The validation perplexity is the perplexity of the validation’s true target data.
The translation perplexity is the perplexity of the model’s own prediction.

See also this topic:

dimitarsh1 · August 21, 2017, 2:46pm

@guillaumekln,
thanks a lot for the prompt response.
Is there a way to compute the validation perplexity after the model is trained?

Thank you in advance.
Dimitar.

guillaumekln · August 21, 2017, 2:48pm

Yes, you can provide the target data during translation with the option -tgt. Then the GOLD perplexity should be comparable with the validation perplexity.

dimitarsh1 · August 21, 2017, 2:52pm

Yes, I checked it in the documentation meanwhile… sorry about the question :).

Cheers,
Dimitar.

dimitarsh1 · August 21, 2017, 3:43pm

When computing the GOLD perplexity I get a score closer to the validation perplexity computed during training.

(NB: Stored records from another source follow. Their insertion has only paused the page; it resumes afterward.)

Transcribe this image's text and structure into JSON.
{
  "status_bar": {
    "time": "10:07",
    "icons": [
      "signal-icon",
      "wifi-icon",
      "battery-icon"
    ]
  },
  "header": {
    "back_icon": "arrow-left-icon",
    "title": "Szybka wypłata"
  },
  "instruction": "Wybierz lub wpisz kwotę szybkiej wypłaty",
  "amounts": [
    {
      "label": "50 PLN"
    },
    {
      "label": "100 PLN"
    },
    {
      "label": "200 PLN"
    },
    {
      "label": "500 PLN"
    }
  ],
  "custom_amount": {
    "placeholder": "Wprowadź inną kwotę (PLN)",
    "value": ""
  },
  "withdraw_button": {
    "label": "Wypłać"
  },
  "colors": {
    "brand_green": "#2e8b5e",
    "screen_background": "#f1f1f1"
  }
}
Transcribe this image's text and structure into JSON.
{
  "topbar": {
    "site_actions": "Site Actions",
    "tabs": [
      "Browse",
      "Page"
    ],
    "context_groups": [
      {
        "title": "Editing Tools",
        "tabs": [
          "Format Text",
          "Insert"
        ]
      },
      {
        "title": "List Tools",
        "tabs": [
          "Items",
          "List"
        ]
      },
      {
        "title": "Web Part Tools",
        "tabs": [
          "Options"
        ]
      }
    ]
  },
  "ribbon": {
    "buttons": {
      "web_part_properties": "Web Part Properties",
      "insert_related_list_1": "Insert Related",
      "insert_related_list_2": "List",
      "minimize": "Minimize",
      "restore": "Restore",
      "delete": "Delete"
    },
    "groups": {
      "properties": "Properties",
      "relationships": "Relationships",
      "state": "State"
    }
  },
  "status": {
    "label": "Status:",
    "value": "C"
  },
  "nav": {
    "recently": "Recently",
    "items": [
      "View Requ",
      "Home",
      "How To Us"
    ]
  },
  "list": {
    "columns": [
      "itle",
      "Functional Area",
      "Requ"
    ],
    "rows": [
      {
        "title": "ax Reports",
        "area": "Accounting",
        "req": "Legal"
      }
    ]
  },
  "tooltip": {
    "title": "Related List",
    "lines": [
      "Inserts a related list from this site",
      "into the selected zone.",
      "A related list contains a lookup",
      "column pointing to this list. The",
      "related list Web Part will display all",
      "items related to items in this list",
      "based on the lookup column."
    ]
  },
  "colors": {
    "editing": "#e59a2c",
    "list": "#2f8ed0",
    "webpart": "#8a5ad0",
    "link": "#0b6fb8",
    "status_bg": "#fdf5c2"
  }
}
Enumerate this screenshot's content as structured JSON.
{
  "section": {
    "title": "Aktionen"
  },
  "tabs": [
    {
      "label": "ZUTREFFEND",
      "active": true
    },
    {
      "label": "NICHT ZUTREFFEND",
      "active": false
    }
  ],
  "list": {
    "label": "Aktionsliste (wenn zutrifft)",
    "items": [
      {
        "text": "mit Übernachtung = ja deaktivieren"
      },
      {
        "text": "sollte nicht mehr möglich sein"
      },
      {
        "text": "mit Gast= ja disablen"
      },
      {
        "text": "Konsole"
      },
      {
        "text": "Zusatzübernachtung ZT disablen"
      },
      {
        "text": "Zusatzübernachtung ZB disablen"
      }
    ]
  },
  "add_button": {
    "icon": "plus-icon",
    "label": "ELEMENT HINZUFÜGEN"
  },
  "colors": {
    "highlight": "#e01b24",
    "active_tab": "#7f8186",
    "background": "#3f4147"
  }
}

However, they are not the same and I would say they are rather different actually - the one is 7.27, the other is 10.19. I would expect some variation, but that is a bit too much I think. Is that normal? (The prediction perplexity is 2.14).

Thank you,
Kind regards,
Dimitar

guillaumekln · August 21, 2017, 3:48pm

The preprocessing certainly dropped some validation sentences during training (due to length constraints) which are not filtered during translation. That’s the only additional difference I can think of right now.

dimitarsh1 · August 21, 2017, 3:50pm

OK, Interesting,

Thank you.
Cheers,
Dimitar.

ishaansharma · December 6, 2019, 5:36am

try increasing your vocab size and than give it a try.